Each procedure has advantages and disadvantages, and none of them is a quick or easy way to lose weight. Surgery is only a tool to help with the weight loss process; in order to get the best outcomes from any procedure, you still need to stick to a diet and exercise plan.
You must have a BMI (body mass index) larger than 40 or a BMI greater than 35 with co-morbid conditions, which means you must also have other medical disorders, such as heart disease, in addition to a high BMI to be a candidate for weight loss surgery.
Gastric Bypass- What to know
The longest-practiced of the three operations, gastric bypass surgery, has been done for more than 20 years. The surgeon makes an incision across the top of the stomach to form a pouch about the size of a walnut.
The pouch is then connected to the small intestine by the surgeon, allowing food to pass through the stomach and go straight into the small intestine.
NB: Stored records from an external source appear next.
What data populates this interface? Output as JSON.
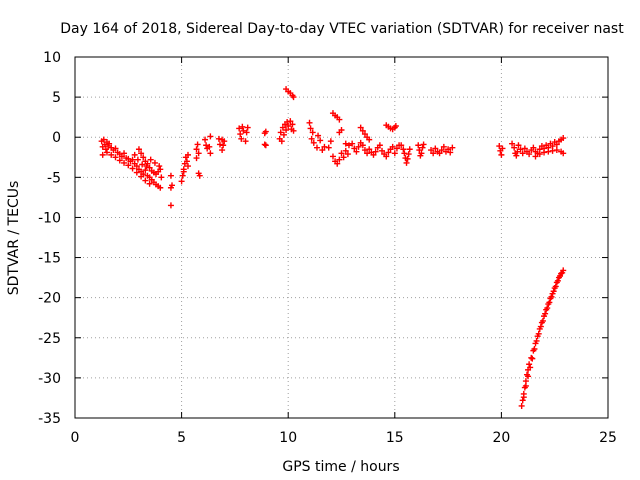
{
  "chart_data": {
    "type": "scatter",
    "title": "Day 164 of 2018, Sidereal Day-to-day VTEC variation (SDTVAR) for receiver nast",
    "xlabel": "GPS time / hours",
    "ylabel": "SDTVAR / TECUs",
    "xlim": [
      0,
      25
    ],
    "ylim": [
      -35,
      10
    ],
    "xticks": [
      "0",
      "5",
      "10",
      "15",
      "20",
      "25"
    ],
    "yticks": [
      "10",
      "5",
      "0",
      "-5",
      "-10",
      "-15",
      "-20",
      "-25",
      "-30",
      "-35"
    ],
    "grid": true,
    "marker": "+",
    "color": "#ff0000",
    "series": [
      {
        "name": "nast",
        "points": [
          [
            1.25,
            -0.5
          ],
          [
            1.3,
            -1.2
          ],
          [
            1.3,
            -2.2
          ],
          [
            1.35,
            -0.3
          ],
          [
            1.4,
            -0.9
          ],
          [
            1.45,
            -1.5
          ],
          [
            1.5,
            -0.6
          ],
          [
            1.55,
            -1.1
          ],
          [
            1.6,
            -0.8
          ],
          [
            1.7,
            -1.3
          ],
          [
            1.8,
            -1.6
          ],
          [
            1.9,
            -1.4
          ],
          [
            2.0,
            -1.9
          ],
          [
            2.1,
            -2.1
          ],
          [
            2.2,
            -2.4
          ],
          [
            2.3,
            -2.0
          ],
          [
            2.4,
            -2.6
          ],
          [
            2.5,
            -2.7
          ],
          [
            2.6,
            -3.0
          ],
          [
            2.7,
            -2.8
          ],
          [
            2.8,
            -3.3
          ],
          [
            2.9,
            -3.6
          ],
          [
            3.0,
            -4.0
          ],
          [
            3.1,
            -4.3
          ],
          [
            3.2,
            -4.6
          ],
          [
            3.3,
            -4.1
          ],
          [
            3.4,
            -4.8
          ],
          [
            3.5,
            -5.0
          ],
          [
            3.6,
            -5.3
          ],
          [
            3.7,
            -5.6
          ],
          [
            3.8,
            -5.9
          ],
          [
            3.9,
            -6.1
          ],
          [
            4.0,
            -6.3
          ],
          [
            1.5,
            -1.9
          ],
          [
            1.7,
            -2.2
          ],
          [
            1.9,
            -2.5
          ],
          [
            2.1,
            -2.9
          ],
          [
            2.3,
            -3.2
          ],
          [
            2.5,
            -3.5
          ],
          [
            2.7,
            -3.9
          ],
          [
            2.9,
            -4.4
          ],
          [
            3.1,
            -4.9
          ],
          [
            3.3,
            -5.4
          ],
          [
            3.5,
            -5.8
          ],
          [
            3.0,
            -1.5
          ],
          [
            3.1,
            -2.0
          ],
          [
            3.2,
            -2.5
          ],
          [
            3.3,
            -3.0
          ],
          [
            3.4,
            -3.3
          ],
          [
            3.5,
            -3.8
          ],
          [
            3.6,
            -4.2
          ],
          [
            3.7,
            -4.4
          ],
          [
            3.8,
            -4.6
          ],
          [
            3.9,
            -4.3
          ],
          [
            4.0,
            -4.0
          ],
          [
            2.8,
            -2.2
          ],
          [
            2.95,
            -2.8
          ],
          [
            3.15,
            -3.4
          ],
          [
            3.35,
            -3.6
          ],
          [
            3.55,
            -2.8
          ],
          [
            3.75,
            -3.2
          ],
          [
            3.95,
            -3.6
          ],
          [
            4.05,
            -5.0
          ],
          [
            4.5,
            -4.8
          ],
          [
            4.5,
            -6.3
          ],
          [
            4.5,
            -8.5
          ],
          [
            4.55,
            -6.0
          ],
          [
            5.0,
            -5.5
          ],
          [
            5.05,
            -4.8
          ],
          [
            5.1,
            -4.0
          ],
          [
            5.15,
            -3.3
          ],
          [
            5.2,
            -2.5
          ],
          [
            5.3,
            -2.2
          ],
          [
            5.25,
            -3.0
          ],
          [
            5.3,
            -3.6
          ],
          [
            5.1,
            -4.3
          ],
          [
            5.7,
            -1.5
          ],
          [
            5.7,
            -2.6
          ],
          [
            5.75,
            -0.9
          ],
          [
            5.8,
            -2.0
          ],
          [
            5.8,
            -4.5
          ],
          [
            5.85,
            -4.8
          ],
          [
            6.1,
            -0.3
          ],
          [
            6.15,
            -1.0
          ],
          [
            6.2,
            -1.4
          ],
          [
            6.35,
            -2.0
          ],
          [
            6.3,
            -1.2
          ],
          [
            6.35,
            0.1
          ],
          [
            6.75,
            -0.2
          ],
          [
            6.8,
            -0.9
          ],
          [
            6.9,
            -1.6
          ],
          [
            6.9,
            -0.3
          ],
          [
            6.95,
            -1.0
          ],
          [
            7.0,
            -0.5
          ],
          [
            7.7,
            1.1
          ],
          [
            7.75,
            0.4
          ],
          [
            7.8,
            -0.2
          ],
          [
            7.85,
            1.3
          ],
          [
            7.9,
            0.8
          ],
          [
            8.0,
            -0.5
          ],
          [
            8.05,
            0.6
          ],
          [
            8.1,
            1.2
          ],
          [
            8.9,
            0.5
          ],
          [
            8.9,
            -0.9
          ],
          [
            8.95,
            0.7
          ],
          [
            8.95,
            -1.0
          ],
          [
            9.6,
            -0.2
          ],
          [
            9.65,
            0.6
          ],
          [
            9.7,
            -0.5
          ],
          [
            9.75,
            1.2
          ],
          [
            9.8,
            0.3
          ],
          [
            9.85,
            1.6
          ],
          [
            9.9,
            0.9
          ],
          [
            9.95,
            1.9
          ],
          [
            10.0,
            1.4
          ],
          [
            10.1,
            2.0
          ],
          [
            10.15,
            1.0
          ],
          [
            10.2,
            1.6
          ],
          [
            10.25,
            0.8
          ],
          [
            9.9,
            6.0
          ],
          [
            10.0,
            5.7
          ],
          [
            10.1,
            5.5
          ],
          [
            10.2,
            5.2
          ],
          [
            10.25,
            5.0
          ],
          [
            11.0,
            1.8
          ],
          [
            11.05,
            1.1
          ],
          [
            11.1,
            -0.2
          ],
          [
            11.15,
            0.6
          ],
          [
            11.2,
            -0.7
          ],
          [
            11.35,
            -1.3
          ],
          [
            11.4,
            0.2
          ],
          [
            11.5,
            -0.4
          ],
          [
            11.6,
            -1.6
          ],
          [
            11.7,
            -1.2
          ],
          [
            11.9,
            -1.3
          ],
          [
            12.0,
            -0.5
          ],
          [
            12.1,
            -2.4
          ],
          [
            12.2,
            -3.0
          ],
          [
            12.3,
            -3.3
          ],
          [
            12.4,
            -2.8
          ],
          [
            12.5,
            -2.0
          ],
          [
            12.6,
            -2.5
          ],
          [
            12.7,
            -1.7
          ],
          [
            12.8,
            -2.1
          ],
          [
            12.85,
            -1.0
          ],
          [
            12.1,
            3.0
          ],
          [
            12.2,
            2.7
          ],
          [
            12.3,
            2.5
          ],
          [
            12.4,
            2.2
          ],
          [
            12.4,
            0.6
          ],
          [
            12.5,
            0.9
          ],
          [
            12.7,
            -0.8
          ],
          [
            13.0,
            -0.8
          ],
          [
            13.1,
            -1.4
          ],
          [
            13.2,
            -1.8
          ],
          [
            13.3,
            -1.2
          ],
          [
            13.4,
            -0.7
          ],
          [
            13.5,
            -1.0
          ],
          [
            13.6,
            -1.6
          ],
          [
            13.7,
            -2.0
          ],
          [
            13.8,
            -1.5
          ],
          [
            13.9,
            -1.9
          ],
          [
            14.0,
            -2.2
          ],
          [
            14.1,
            -1.8
          ],
          [
            14.2,
            -1.3
          ],
          [
            14.3,
            -1.0
          ],
          [
            14.4,
            -1.7
          ],
          [
            14.5,
            -2.1
          ],
          [
            14.6,
            -2.4
          ],
          [
            14.7,
            -1.9
          ],
          [
            14.8,
            -1.5
          ],
          [
            14.9,
            -1.2
          ],
          [
            15.0,
            -2.0
          ],
          [
            15.1,
            -1.4
          ],
          [
            15.2,
            -1.0
          ],
          [
            13.4,
            1.2
          ],
          [
            13.5,
            0.8
          ],
          [
            13.6,
            0.4
          ],
          [
            13.7,
            0.0
          ],
          [
            13.8,
            -0.3
          ],
          [
            14.6,
            1.5
          ],
          [
            14.7,
            1.3
          ],
          [
            14.8,
            1.1
          ],
          [
            14.9,
            1.0
          ],
          [
            15.0,
            1.2
          ],
          [
            15.05,
            1.4
          ],
          [
            15.3,
            -1.0
          ],
          [
            15.4,
            -1.5
          ],
          [
            15.45,
            -2.0
          ],
          [
            15.5,
            -2.6
          ],
          [
            15.55,
            -3.2
          ],
          [
            15.6,
            -2.7
          ],
          [
            15.65,
            -2.1
          ],
          [
            15.7,
            -1.5
          ],
          [
            16.1,
            -1.0
          ],
          [
            16.15,
            -1.6
          ],
          [
            16.2,
            -2.3
          ],
          [
            16.25,
            -2.0
          ],
          [
            16.3,
            -1.3
          ],
          [
            16.35,
            -0.9
          ],
          [
            16.7,
            -1.6
          ],
          [
            16.8,
            -2.0
          ],
          [
            16.9,
            -1.4
          ],
          [
            17.0,
            -1.8
          ],
          [
            17.1,
            -2.0
          ],
          [
            17.2,
            -1.6
          ],
          [
            17.3,
            -1.2
          ],
          [
            17.4,
            -1.8
          ],
          [
            17.5,
            -1.5
          ],
          [
            17.6,
            -1.9
          ],
          [
            17.7,
            -1.3
          ],
          [
            19.9,
            -1.1
          ],
          [
            19.95,
            -1.7
          ],
          [
            20.0,
            -2.2
          ],
          [
            20.05,
            -1.4
          ],
          [
            20.5,
            -0.8
          ],
          [
            20.6,
            -1.3
          ],
          [
            20.65,
            -2.0
          ],
          [
            20.7,
            -2.3
          ],
          [
            20.75,
            -1.8
          ],
          [
            20.8,
            -1.0
          ],
          [
            20.9,
            -1.5
          ],
          [
            21.0,
            -2.0
          ],
          [
            21.1,
            -1.4
          ],
          [
            21.2,
            -1.8
          ],
          [
            21.3,
            -2.1
          ],
          [
            21.4,
            -1.6
          ],
          [
            21.5,
            -1.3
          ],
          [
            21.6,
            -1.8
          ],
          [
            21.7,
            -2.0
          ],
          [
            21.8,
            -1.5
          ],
          [
            21.9,
            -1.1
          ],
          [
            22.0,
            -1.4
          ],
          [
            22.1,
            -1.0
          ],
          [
            22.2,
            -1.3
          ],
          [
            22.3,
            -0.8
          ],
          [
            22.4,
            -1.1
          ],
          [
            22.5,
            -0.6
          ],
          [
            22.6,
            -0.9
          ],
          [
            22.7,
            -0.5
          ],
          [
            22.8,
            -0.3
          ],
          [
            22.9,
            -0.1
          ],
          [
            21.6,
            -2.4
          ],
          [
            21.8,
            -2.1
          ],
          [
            22.0,
            -1.9
          ],
          [
            22.2,
            -1.8
          ],
          [
            22.4,
            -1.7
          ],
          [
            22.6,
            -1.6
          ],
          [
            22.8,
            -1.8
          ],
          [
            22.9,
            -2.0
          ],
          [
            20.95,
            -33.5
          ],
          [
            21.0,
            -32.8
          ],
          [
            21.05,
            -32.0
          ],
          [
            21.1,
            -31.2
          ],
          [
            21.15,
            -30.4
          ],
          [
            21.2,
            -29.6
          ],
          [
            21.25,
            -29.0
          ],
          [
            21.3,
            -28.3
          ],
          [
            21.4,
            -27.5
          ],
          [
            21.5,
            -26.6
          ],
          [
            21.6,
            -25.7
          ],
          [
            21.7,
            -24.8
          ],
          [
            21.8,
            -23.9
          ],
          [
            21.9,
            -23.1
          ],
          [
            22.0,
            -22.3
          ],
          [
            22.1,
            -21.5
          ],
          [
            22.2,
            -20.8
          ],
          [
            22.3,
            -20.1
          ],
          [
            22.4,
            -19.5
          ],
          [
            22.5,
            -18.8
          ],
          [
            22.6,
            -18.1
          ],
          [
            22.7,
            -17.5
          ],
          [
            22.8,
            -17.0
          ],
          [
            22.9,
            -16.6
          ],
          [
            21.05,
            -32.4
          ],
          [
            21.15,
            -31.0
          ],
          [
            21.25,
            -29.8
          ],
          [
            21.35,
            -28.7
          ],
          [
            21.45,
            -27.6
          ],
          [
            21.55,
            -26.4
          ],
          [
            21.65,
            -25.4
          ],
          [
            21.75,
            -24.5
          ],
          [
            21.85,
            -23.6
          ],
          [
            21.95,
            -22.9
          ],
          [
            22.05,
            -22.0
          ],
          [
            22.15,
            -21.3
          ],
          [
            22.25,
            -20.6
          ],
          [
            22.35,
            -19.9
          ],
          [
            22.45,
            -19.2
          ],
          [
            22.55,
            -18.6
          ],
          [
            22.65,
            -17.9
          ],
          [
            22.75,
            -17.3
          ],
          [
            22.85,
            -16.9
          ]
        ]
      }
    ]
  }
}
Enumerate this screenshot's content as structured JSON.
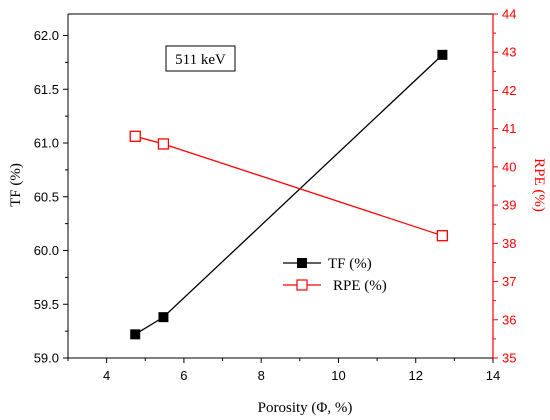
{
  "chart_data": {
    "type": "line",
    "annotation": "511 keV",
    "xlabel": "Porosity (Φ, %)",
    "ylabel_left": "TF (%)",
    "ylabel_right": "RPE (%)",
    "xlim": [
      3,
      14
    ],
    "ylim_left": [
      59.0,
      62.2
    ],
    "ylim_right": [
      35,
      44
    ],
    "x_ticks": [
      "4",
      "6",
      "8",
      "10",
      "12",
      "14"
    ],
    "y_left_ticks": [
      "59.0",
      "59.5",
      "60.0",
      "60.5",
      "61.0",
      "61.5",
      "62.0"
    ],
    "y_right_ticks": [
      "35",
      "36",
      "37",
      "38",
      "39",
      "40",
      "41",
      "42",
      "43",
      "44"
    ],
    "grid": false,
    "legend_position": "lower-right",
    "series": [
      {
        "name": "TF (%)",
        "axis": "left",
        "color": "#000000",
        "marker": "filled-square",
        "x": [
          4.74,
          5.47,
          12.69
        ],
        "y": [
          59.22,
          59.38,
          61.82
        ]
      },
      {
        "name": "RPE (%)",
        "axis": "right",
        "color": "#ff0000",
        "marker": "open-square",
        "x": [
          4.74,
          5.47,
          12.69
        ],
        "y": [
          40.8,
          40.6,
          38.2
        ]
      }
    ]
  }
}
Since gastric bypass is a combination treatment, it lowers both food absorption (also known as “malabsorption”) and portion size.
Pros: Most people lose weight quickly and dramatically. Approximately half of it occurs in the first six months. It could last for up to two years following the procedure. Obesity-related diseases like diabetes, high blood pressure, high cholesterol, arthritis, sleep apnea, and heartburn frequently improve quickly as a result of rapid weight loss.
Long-term outcomes with gastric bypass are also favourable. According to studies, many people maintain their weight loss for ten years or longer.
Cons: Because you won’t be able to absorb meals as well as you once did, you run the danger of not getting enough nutrients, which could result in vitamin and mineral deficiencies. Osteoporosis and anemia may result from the loss of calcium and iron. You’ll need to use vitamins and watch what you eat extremely carefully for the rest of your life.
Gastric Sleeve surgery- What to know
The sleeve gastrectomy (also known as gastric sleeve surgery), which has only recently received FDA approval, entails a surgeon cutting 80 to 85 percent of the stomach and then adhering the remaining stomach tissue together. You are only allowed to eat a certain amount of food while undergoing this restrictive process.
Pros: A sleeve gastrectomy is a straightforward, risk-free procedure that offers you a lower-risk method of weight loss. You can have a second operation, such as a gastric bypass, if necessary after losing weight and your health has improved, typically taking 12 to 18 months.
A sleeve gastrectomy doesn’t impact how your body absorbs food, so you won’t likely lack essential nutrients because it doesn’t damage your intestines.
Cons: A sleeve gastrectomy cannot be undone.
Gastric Banding- What to know
To conclude- Which weight loss surgery would be best for me?
You must consider your health and body type, before you choose the best weight loss procedure. For instance, simpler operations might not be an option if you are extremely obese or if you’ve previously had stomach surgery. It is best to discuss the advantages and disadvantages of each procedure with your doctor.
Visit a medical facility that specializes in metabolic and bariatric surgery, if at all possible. Expert weight loss surgery reduces the risk of complications. It is important to always check to see how much experience your surgeon has performed the treatment you require.